Дезертиры, стойте! Глаза мои слепы,
Но правду я вижу острее зрячего…
 
   Произошло общее движение. Это было необыкновенно. Стихи. На бочке. У отходящего парохода. Кто-то вскрикнул: «Глядите, он и вправду слепой!» Вокруг бочки собирались. Смотрели на Гришу как на диковину. Соня поддерживала его двумя руками, припадая к бочке, потому что сама еле держалась на ногах. Она знала все томительные приготовления к этому чтению, все значение, которое придавал Гриша успеху или провалу. А Гриша, размахивая руками, во всю силу голоса выкрикивал свои стихи, – и дрожь, начавшись в коленях, забилась в пальцах, судорогой свела рот. Но он кричал, пересиливая дрожь, пробиваясь сквозь стену своей слепоты в глухо шумящий мрак:
 
Комсомольцы! Вернитесь!
Шагайте назад! Счищайте работой
клеймо дезертиров…
 
   Сергей стоял, стиснув зубы, потупясь. Каждое слово было обращено прямо к нему. Все, что было в нем честного, комсомольского, звало его откликнуться, вернуться, проклясть свое отступничество. Да, Гриша прав… И он слеп! Слеп! И все-таки он пришел убеждать его, сильного, здорового, зрячего…
   Он видел, как Гриша спрыгнул с бочки и шел в целой группе парней. Да, они шли обратно. А он? Нет, он пойдет сам по себе, вот еще, ходить целым взводом штрафных… Очень надо!
   И тут он увидел Соню. Бледная, счастливая, заплаканная, она вела Гришу под руку и всем улыбалась благодарной улыбкой. Она разделяла славу и несчастье Гриши.

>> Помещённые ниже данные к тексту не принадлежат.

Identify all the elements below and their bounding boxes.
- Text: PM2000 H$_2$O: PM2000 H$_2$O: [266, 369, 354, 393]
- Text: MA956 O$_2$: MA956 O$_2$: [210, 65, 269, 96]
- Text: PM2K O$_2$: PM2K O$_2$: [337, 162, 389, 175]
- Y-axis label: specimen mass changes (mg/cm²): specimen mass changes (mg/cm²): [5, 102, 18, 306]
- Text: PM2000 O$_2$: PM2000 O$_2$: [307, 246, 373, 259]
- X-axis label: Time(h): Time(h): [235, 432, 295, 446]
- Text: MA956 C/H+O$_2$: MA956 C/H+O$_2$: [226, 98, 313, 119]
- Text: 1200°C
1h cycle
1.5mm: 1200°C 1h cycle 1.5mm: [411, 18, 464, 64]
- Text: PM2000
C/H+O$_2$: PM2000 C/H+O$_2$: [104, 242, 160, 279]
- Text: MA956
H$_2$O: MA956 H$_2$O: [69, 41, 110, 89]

   Ну, еще бы… Исакову хорошо! Тут и агитировать легко, когда есть кому водить под ручку. А кто поведет его, Сергея?
   Он стоял раздраженный, обессиленный внутренней борьбой, смутный…
   – Серега! – окликнули его из темноты.
   – Чего тебе?
   – По сходням не попасть, – зашептал Николка, – Круглов караулит. А тут лодка… Объедем… с того борта. Пошли.
   Сергей хотел сказать – нет. Но ничего не сказал.
   Они кинули вещи в лодку. На веслах сидел Пак. Еще не поздно – можно выпрыгнуть… Странное безволие сковало его. Лодка беззвучно отделилась от берега, повернулась носом против течения и пошла в обход к пароходу.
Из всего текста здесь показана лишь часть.